Mutualistic cooperative ambient backscatter communications under hardware impairments

Mutualistic cooperative ambient backscatter communications (AmBC) have been proposed to improve the spectrum and energy efficiencies of Internet-of-Things (IoT) systems, where a primary link (from a primary transmitter to a primary receiver) and an AmBC link (from an IoT device to the same primary receiver) form a mutualism relationship. We note that hardware impairments (HIs), which are unavoidable in practical systems and may significantly affect the transmission rates of the primary and AmBC links and their mutualism relationships, have been largely ignored in the study of mutualistic cooperative AmBC networks. In this paper, we study a mutualistic cooperative AmBC network with HIs at all the active transceivers and a non-linear energy harvesting circuit at each IoT device.

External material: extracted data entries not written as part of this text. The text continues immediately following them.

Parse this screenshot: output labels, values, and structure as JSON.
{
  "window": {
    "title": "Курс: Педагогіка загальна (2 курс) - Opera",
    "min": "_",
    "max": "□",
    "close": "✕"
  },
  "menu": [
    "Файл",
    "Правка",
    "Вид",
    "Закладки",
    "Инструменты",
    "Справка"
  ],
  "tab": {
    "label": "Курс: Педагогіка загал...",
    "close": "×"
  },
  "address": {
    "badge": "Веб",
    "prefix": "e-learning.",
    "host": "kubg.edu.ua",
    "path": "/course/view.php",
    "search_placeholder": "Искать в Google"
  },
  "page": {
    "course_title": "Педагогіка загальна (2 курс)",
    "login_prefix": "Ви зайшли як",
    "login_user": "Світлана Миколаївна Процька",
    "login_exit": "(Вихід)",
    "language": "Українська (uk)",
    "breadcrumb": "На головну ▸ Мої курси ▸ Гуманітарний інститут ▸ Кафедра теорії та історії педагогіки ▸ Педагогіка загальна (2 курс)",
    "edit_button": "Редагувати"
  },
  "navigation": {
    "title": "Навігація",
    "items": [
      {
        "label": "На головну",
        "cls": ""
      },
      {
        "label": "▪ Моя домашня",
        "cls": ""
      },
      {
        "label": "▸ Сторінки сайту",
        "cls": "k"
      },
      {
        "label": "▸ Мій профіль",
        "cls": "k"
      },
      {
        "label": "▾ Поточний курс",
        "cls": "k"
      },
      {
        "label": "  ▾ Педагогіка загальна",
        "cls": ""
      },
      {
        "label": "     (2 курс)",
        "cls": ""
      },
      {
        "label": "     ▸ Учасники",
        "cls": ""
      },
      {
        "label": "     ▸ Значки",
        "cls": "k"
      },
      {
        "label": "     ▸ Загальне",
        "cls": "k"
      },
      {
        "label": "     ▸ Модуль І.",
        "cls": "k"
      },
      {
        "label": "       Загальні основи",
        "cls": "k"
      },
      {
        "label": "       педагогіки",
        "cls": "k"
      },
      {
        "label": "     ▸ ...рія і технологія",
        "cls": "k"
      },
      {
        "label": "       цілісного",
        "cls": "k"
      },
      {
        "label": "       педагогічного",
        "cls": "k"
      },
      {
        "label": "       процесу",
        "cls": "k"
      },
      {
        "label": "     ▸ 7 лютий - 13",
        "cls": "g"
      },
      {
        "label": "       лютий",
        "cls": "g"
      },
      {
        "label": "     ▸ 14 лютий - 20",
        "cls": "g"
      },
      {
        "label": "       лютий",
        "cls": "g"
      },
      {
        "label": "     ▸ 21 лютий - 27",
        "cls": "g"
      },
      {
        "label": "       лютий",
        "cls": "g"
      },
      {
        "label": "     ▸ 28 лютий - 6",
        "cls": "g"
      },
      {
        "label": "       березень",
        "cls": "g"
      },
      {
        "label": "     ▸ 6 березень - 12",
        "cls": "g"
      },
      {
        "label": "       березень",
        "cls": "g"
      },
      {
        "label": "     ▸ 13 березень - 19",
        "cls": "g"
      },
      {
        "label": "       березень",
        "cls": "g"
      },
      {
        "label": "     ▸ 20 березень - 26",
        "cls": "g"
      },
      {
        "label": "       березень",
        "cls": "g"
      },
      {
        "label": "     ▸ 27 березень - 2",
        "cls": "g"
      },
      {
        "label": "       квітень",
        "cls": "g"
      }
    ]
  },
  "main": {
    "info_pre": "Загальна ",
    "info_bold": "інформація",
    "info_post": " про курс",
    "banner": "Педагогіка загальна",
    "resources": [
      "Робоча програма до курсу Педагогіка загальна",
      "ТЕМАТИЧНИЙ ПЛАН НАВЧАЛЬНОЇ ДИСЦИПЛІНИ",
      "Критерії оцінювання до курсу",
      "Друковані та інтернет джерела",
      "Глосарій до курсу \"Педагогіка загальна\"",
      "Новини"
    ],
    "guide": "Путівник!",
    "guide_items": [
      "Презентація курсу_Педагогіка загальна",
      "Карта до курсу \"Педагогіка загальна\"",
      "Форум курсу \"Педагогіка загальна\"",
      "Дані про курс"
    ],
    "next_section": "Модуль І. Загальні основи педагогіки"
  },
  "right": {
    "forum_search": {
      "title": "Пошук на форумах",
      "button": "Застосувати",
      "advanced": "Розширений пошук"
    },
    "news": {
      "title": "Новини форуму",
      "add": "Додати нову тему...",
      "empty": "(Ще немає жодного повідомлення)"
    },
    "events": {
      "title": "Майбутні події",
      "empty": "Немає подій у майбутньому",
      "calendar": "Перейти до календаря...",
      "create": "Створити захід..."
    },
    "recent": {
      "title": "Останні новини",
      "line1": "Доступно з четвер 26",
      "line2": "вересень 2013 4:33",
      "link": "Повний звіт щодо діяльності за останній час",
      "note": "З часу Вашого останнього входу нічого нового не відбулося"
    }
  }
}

We derive closed-form rate expressions for both the AmBC and primary links and theoretically prove that the mutualism relationship between the AmBC and primary links is maintained under HIs, i.e., the rate of the primary link in the mutualistic cooperative AmBC network is still higher than that without the AmBC link. To maximize the weighted sum rate of all links in a cooperative AmBC network under HIs, we propose two resource allocation schemes for two scenarios with a single link and multiple AmBC links, respectively. For the single AmBC link case, we derive the optimal transmit power of the primary transmitter and the optimal power reflection coefficient of the IoT device in closed forms. For the scenario with multiple AmBC links, the weighted-sum-rate maximization problem is transformed into a convex one and solved with convex optimization tools. Computer simulations validate our theoretical results and that our proposed schemes outperform the benchmark schemes in terms of the weighted sum rate.